In the present study, the use of TTT induced reduction of RGC loss in retinal areas close to the optic nerve head. This may be in part due to the site of Hsp72 expression and characteristic nerve fibre distribution. Peripheral fibres run closer to the choroid and exit in the periphery of the optic nerve. Whereas fibres originating closer to the optic nerve head are situated closer to the vitreous and occupy a more central portion of the optic nerve head. Also, IHC staining for Hsp72 showed a positive staining mainly at the central portion of optic nerve head (Figure 4). Therefore, if TTT increases the expression of Hsp72 more in the central portion of optic nerve head, RGCs closer to the optic nerve head will be rescued more from the crush injury.

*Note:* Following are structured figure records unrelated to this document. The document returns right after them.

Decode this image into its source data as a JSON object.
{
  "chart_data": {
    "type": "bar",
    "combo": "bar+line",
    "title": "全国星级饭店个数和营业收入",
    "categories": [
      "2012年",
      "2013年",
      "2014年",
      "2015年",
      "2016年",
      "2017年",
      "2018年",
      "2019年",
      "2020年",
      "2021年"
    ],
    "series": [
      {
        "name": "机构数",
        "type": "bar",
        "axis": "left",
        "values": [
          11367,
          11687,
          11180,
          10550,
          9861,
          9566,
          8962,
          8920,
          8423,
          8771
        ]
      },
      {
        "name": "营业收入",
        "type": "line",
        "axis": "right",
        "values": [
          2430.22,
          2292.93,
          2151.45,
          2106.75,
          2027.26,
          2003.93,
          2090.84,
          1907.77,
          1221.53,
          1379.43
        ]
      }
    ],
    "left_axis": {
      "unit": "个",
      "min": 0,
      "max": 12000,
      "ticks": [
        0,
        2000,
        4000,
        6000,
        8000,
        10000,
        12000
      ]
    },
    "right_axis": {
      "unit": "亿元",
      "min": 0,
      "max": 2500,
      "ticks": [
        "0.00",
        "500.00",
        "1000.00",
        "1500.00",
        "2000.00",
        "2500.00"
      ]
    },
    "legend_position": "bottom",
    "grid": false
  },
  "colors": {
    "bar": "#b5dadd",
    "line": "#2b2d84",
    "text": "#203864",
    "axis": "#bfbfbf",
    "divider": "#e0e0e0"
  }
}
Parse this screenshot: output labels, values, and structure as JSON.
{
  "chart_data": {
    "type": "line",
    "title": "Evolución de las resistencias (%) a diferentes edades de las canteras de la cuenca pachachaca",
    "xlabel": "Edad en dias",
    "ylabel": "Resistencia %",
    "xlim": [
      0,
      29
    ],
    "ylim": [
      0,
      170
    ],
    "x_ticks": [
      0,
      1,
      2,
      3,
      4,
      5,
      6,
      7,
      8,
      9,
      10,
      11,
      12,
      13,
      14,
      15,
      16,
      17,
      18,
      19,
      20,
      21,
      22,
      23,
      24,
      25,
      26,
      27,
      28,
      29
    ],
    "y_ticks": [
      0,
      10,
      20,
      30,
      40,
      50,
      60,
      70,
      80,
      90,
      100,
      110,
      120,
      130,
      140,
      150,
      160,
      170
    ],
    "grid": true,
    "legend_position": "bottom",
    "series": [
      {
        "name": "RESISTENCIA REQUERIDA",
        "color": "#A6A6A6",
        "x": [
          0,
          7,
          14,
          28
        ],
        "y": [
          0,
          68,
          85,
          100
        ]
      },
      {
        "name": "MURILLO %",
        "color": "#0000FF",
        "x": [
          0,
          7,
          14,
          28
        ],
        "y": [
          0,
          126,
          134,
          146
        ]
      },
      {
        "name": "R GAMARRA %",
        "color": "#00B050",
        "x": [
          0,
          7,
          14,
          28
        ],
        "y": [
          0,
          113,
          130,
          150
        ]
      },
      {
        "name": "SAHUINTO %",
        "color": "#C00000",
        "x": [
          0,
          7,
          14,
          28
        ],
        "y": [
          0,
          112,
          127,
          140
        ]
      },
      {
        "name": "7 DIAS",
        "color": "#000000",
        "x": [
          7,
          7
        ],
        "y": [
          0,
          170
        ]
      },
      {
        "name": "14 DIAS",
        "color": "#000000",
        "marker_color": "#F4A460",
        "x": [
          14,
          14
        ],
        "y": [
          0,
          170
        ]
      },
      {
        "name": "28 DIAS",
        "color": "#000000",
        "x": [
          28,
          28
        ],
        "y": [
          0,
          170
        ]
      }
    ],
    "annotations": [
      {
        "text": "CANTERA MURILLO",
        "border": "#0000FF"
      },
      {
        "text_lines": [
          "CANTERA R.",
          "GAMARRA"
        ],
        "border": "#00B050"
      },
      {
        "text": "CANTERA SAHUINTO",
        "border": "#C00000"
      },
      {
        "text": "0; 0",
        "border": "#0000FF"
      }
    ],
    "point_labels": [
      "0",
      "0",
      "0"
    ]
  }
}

In addition, different susceptibility among the different subtypes of RGCs may contribute to these findings. It has been reported that rat RGCs can be classified into several types according to their morphology.23 Moreover, Hou B et al24 reported that inosine exhibited a better protective effect for RGCs closer to the optic nerve head. This implies the possibility of topographic differences in neuronal vulnerability.

In conclusion, use of TTT increased the survival of RGCs in retinal areas close to the optic nerve head in the optic nerve crush injury model of the rat. This approach might provide a novel therapy for glaucoma using induction of Hsp72 in the optic nerve head especially to save the central vision rather than peripheral. As Hsp70 is also induced in the retina by IOP elevation only,25 contrary to optic nerve crush injury in this study, whether TTT can induce more Hsp70 with resulting neuroprotection should be further investigated.